Гаврюха поглядывал на всех соколом, важничал, из робкого бобыля сразу превратившись в хлопотливого справника, став первым подручником Кузьмы. Он договаривался о ночлеге в деревеньках, добывал корм для лошадей и ставил караульщиков у пушки во время отдыха.

После того как он спас Кузьму, Гаврюха ни на час не забывал выставлять себя героем, его распирало от возбуждения, которое изводило бобыля, словно чесотка, и он много и охотно краснобайствовал о своем подвиге. Коротконогий, нескладный, взъерошенный, как воробьишко, с красным шмыгающим носом на заморенном личике и жалким серым пушком вместо бороды, Гаврюха теперь казался себе то отчаянным ладным удальцом, то о всех делах искушенным и притомленным от важных забот степенным мужем. И уже в который раз доносился его бойкий говорок от привального костра:

– Токмо, ребятушки, поганые лисовчики учинили поджог и кинулися от греха подальше к своим конягам, я сзаду, из-под лесу-то, где сидел в засаде, – шасть к стогу. Дымища, аки в посаде на большом пожаре, и меня за дымом не видать. Подбег к Миничу, а он уже вяленой, на дуле обвис, не шелохнется, готов к смертушке. А пушка-то вот-вот изрыгнет. Эх, смекаю, была не была, себя вовсе не жаль, а за други своя потщуся. Хвать топором, – он-то завсегда при мне, – по вервию! Ослобонил Минича. А он ликом в стерню кувырк и – никакого акафисту. Тут мне, ребятушки, и узналося, каково сомлевшую плоть по рыхлятине тащить! Не чаял я в себе такой великой силищи. На погляд-то я, может, и слабенек, а не замай – со всяким управлюся! Тащу резво, извалялся весь, да и Минич стал не краше. Ровно два земляных кома к лесу-то подвалилися. А я радешенек – экая сила во мне оказалася, ведать не ведал…

– Ловок! – одобряли Гаврюху мужики и тут же подковыривали: – А где ж ты ране был со своей силой, егда Кузьму полоняли?

– В засаде ж, толкую, сидел, лошадь Минича стерег. Куды ж ему без лошади?

– Ну заяц! – смеялись мужики, когда Гаврюха, не теряя достоинства, отходил от них.

Кузьма все это время был молчалив как никогда. Седые пряди в одночасье означились в его бороде, лицо оставалось хворобно смурным и скорбным. Он никак не мог избавиться от тяжких дум, сызнова переживая схватку с казаками Лисовского, свою несостоявшуюся казнь и свои злоключения на пару с Гаврюхой…
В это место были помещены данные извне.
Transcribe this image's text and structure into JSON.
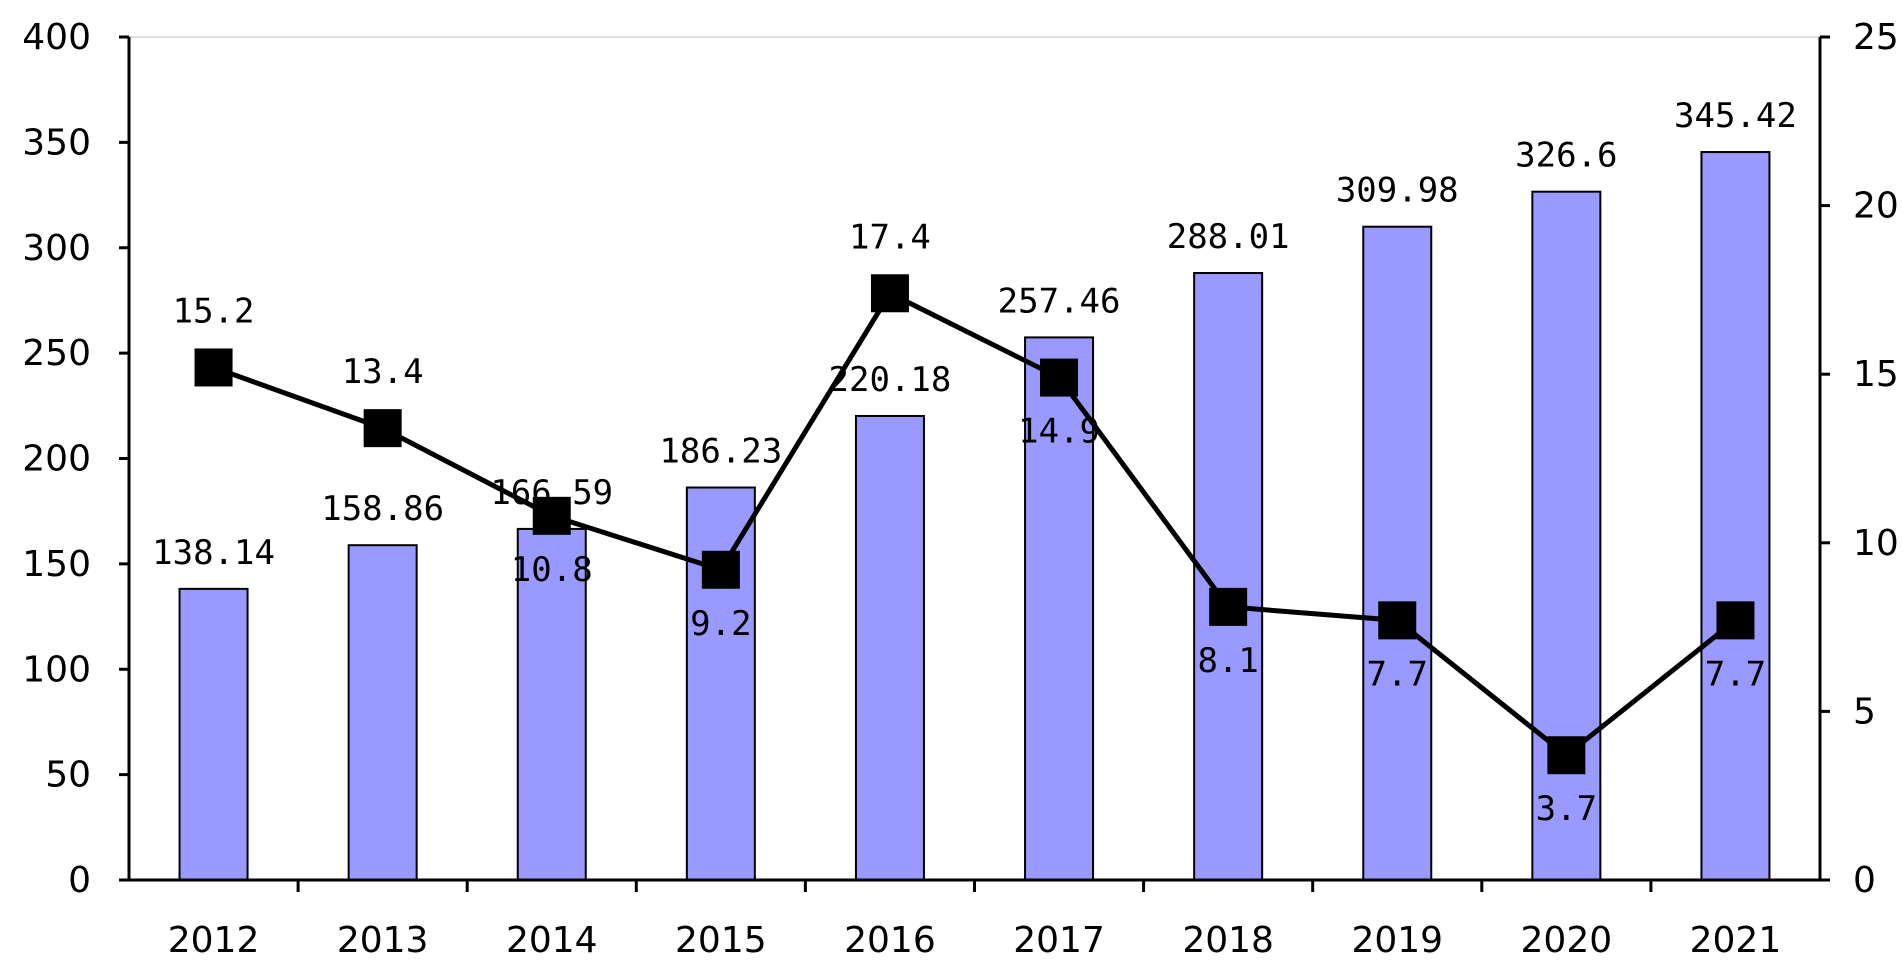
{
  "chart_data": {
    "type": "bar",
    "categories": [
      "2012",
      "2013",
      "2014",
      "2015",
      "2016",
      "2017",
      "2018",
      "2019",
      "2020",
      "2021"
    ],
    "series": [
      {
        "type": "bar",
        "axis": "left",
        "values": [
          138.14,
          158.86,
          166.59,
          186.23,
          220.18,
          257.46,
          288.01,
          309.98,
          326.6,
          345.42
        ],
        "labels": [
          "138.14",
          "158.86",
          "166.59",
          "186.23",
          "220.18",
          "257.46",
          "288.01",
          "309.98",
          "326.6",
          "345.42"
        ]
      },
      {
        "type": "line",
        "axis": "right",
        "values": [
          15.2,
          13.4,
          10.8,
          9.2,
          17.4,
          14.9,
          8.1,
          7.7,
          3.7,
          7.7
        ],
        "labels": [
          "15.2",
          "13.4",
          "10.8",
          "9.2",
          "17.4",
          "14.9",
          "8.1",
          "7.7",
          "3.7",
          "7.7"
        ]
      }
    ],
    "y_left": {
      "min": 0,
      "max": 400,
      "ticks": [
        "0",
        "50",
        "100",
        "150",
        "200",
        "250",
        "300",
        "350",
        "400"
      ]
    },
    "y_right": {
      "min": 0,
      "max": 25,
      "ticks": [
        "0",
        "5",
        "10",
        "15",
        "20",
        "25"
      ]
    },
    "grid": false,
    "legend": "none",
    "colors": {
      "bar": "#9999ff",
      "line": "#000000",
      "marker": "#000000"
    }
  }
}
В наступающих сумерках дождь хлестал как из ведра. Они слышали крики стрельцов, искавших Микулина на дороге, но, обессиленные, не могли отозваться. Отдышавшись, Гаврюха нарубил под дождем елового лапника, устроил шалаш, и уже ничего больше не было до самой зари, кроме долгого тяжелого забытья. Напрасно призывно взбрыкивал, стучал копытами и всхрапывал привязанный к березе забытый конек, страшась лесных шорохов.

Утром выструганными наспех копалками Кузьма с Гаврюхой отрыли могилу на окрайке поля близ дороги. Тут и углядел их в полдень отъехавший от обоза на розыски старик Ерофей Подеев. Телега у него была порожняя, потому как свой груз он перевалил другим, и уже втроем мужики сноровисто свезли к яме закинутых в кусты мертвецов и даже съездили за телом несчастного гонца, которому не суждено было доставить до неведомой любушки нежного послания. Выше черного люда ставил себя Микулин при жизни, лег рядом с ним по смерти.
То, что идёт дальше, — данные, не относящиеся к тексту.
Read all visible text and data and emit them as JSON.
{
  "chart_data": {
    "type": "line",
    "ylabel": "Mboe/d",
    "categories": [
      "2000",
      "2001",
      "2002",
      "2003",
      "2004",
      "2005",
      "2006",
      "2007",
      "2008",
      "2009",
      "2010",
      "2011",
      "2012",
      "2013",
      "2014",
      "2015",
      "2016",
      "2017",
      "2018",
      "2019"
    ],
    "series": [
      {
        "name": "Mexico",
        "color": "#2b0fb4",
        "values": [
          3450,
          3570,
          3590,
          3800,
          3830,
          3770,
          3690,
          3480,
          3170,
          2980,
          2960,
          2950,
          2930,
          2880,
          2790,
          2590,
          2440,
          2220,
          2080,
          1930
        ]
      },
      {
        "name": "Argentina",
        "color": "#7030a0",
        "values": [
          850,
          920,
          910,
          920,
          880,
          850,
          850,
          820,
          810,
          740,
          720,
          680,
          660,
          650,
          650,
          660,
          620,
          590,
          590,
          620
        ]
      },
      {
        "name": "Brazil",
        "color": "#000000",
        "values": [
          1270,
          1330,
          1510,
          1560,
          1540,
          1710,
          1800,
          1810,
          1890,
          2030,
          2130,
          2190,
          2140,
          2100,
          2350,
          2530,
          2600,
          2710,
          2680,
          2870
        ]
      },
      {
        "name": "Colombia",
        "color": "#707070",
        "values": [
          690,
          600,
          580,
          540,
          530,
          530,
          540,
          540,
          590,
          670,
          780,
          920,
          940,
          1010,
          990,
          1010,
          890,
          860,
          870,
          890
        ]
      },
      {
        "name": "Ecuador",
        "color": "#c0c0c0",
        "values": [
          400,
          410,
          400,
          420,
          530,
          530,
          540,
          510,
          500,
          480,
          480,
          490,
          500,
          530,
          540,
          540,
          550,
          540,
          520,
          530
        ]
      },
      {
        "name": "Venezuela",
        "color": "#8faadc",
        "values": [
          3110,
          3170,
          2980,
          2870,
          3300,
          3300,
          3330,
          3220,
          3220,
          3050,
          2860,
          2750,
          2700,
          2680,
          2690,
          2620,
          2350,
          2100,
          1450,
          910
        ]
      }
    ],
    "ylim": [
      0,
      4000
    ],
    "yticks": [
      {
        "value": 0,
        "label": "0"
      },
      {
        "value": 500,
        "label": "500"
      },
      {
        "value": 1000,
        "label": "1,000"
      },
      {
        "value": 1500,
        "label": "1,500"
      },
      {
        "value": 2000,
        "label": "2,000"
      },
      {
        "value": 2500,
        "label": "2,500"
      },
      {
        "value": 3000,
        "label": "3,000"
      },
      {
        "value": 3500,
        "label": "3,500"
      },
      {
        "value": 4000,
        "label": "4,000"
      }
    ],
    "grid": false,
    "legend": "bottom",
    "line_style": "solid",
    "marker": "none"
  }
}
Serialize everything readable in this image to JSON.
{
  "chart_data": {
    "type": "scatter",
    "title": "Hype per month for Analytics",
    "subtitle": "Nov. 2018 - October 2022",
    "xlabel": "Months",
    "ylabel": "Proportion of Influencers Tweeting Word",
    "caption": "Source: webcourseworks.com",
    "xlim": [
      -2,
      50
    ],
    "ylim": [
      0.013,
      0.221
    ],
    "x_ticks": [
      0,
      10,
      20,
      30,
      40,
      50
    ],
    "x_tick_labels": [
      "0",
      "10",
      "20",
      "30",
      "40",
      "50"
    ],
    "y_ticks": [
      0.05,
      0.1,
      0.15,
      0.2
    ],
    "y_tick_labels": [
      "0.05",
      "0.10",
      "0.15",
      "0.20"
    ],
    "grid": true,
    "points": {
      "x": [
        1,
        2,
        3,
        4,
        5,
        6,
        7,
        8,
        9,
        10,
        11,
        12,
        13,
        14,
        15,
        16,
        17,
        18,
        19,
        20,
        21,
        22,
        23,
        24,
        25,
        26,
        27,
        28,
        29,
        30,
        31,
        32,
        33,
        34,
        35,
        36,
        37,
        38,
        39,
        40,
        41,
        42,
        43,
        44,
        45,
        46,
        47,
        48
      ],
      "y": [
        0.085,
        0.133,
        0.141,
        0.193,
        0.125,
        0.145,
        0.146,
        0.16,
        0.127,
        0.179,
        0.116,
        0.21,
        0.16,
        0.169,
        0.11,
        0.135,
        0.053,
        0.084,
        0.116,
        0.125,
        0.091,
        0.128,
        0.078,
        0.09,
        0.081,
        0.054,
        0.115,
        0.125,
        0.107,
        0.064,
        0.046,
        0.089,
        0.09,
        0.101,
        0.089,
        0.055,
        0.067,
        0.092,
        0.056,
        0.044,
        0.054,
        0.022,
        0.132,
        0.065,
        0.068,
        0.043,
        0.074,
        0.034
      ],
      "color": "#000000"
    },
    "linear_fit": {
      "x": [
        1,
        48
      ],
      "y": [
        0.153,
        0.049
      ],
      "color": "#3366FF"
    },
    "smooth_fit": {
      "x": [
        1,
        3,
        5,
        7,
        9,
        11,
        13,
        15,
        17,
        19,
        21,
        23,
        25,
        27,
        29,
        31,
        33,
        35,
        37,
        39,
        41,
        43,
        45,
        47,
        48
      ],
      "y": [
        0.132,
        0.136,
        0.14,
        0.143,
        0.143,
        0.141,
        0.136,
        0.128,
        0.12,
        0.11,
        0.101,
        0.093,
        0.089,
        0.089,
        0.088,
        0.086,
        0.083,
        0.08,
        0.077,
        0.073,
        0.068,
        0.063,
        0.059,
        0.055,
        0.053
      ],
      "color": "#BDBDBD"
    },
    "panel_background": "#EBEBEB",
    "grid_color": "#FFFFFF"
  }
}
Похоронив всех, мужики перекрестились у свежего глинистого холма, вспоминая отходную молитву и умиротворяя души тем, что по-людски исполнили христианский долг, повздыхали молча и надели шапки,

– Ну, Минич, пора ехать, – сказал Гаврюха, подводя к Кузьме его конька.

– А пушка?

– Наша ли печаль!

– Чья же? Мы за нее ныне в ответе. Ночь еще тут переспим да и за колесо примемся. Такое добро грех оставлять, коль в нем большая нужда у войска.

– Так то у войска! Нам и своих мук достанет.

– Ступай, я тебя не держу, – чуть ли не шепотом досадливо молвил Кузьма и отвернулся от Гаврюхи.

С хрипом и стонами, надрывая жилы, обливаясь едучим потом, до колен увязая в земле и беспрерывно понукая двух запряженных лошадей, они пытались выкатить тяжелую пушку на дорогу. Но сил не хватило. Пришлось искать в окрестностях подмогу.

Через день к ним стали прибиваться крестьяне. Они сразу угадывали старшего, подходили к Кузьме, кланялись ему в пояс и вопрошали:

– В каки пределы путь держите?

– В православны, – отвечал осторожный Кузьма.

– Знамо, в православны. С которыми супротивниками воевати-то собираетеся?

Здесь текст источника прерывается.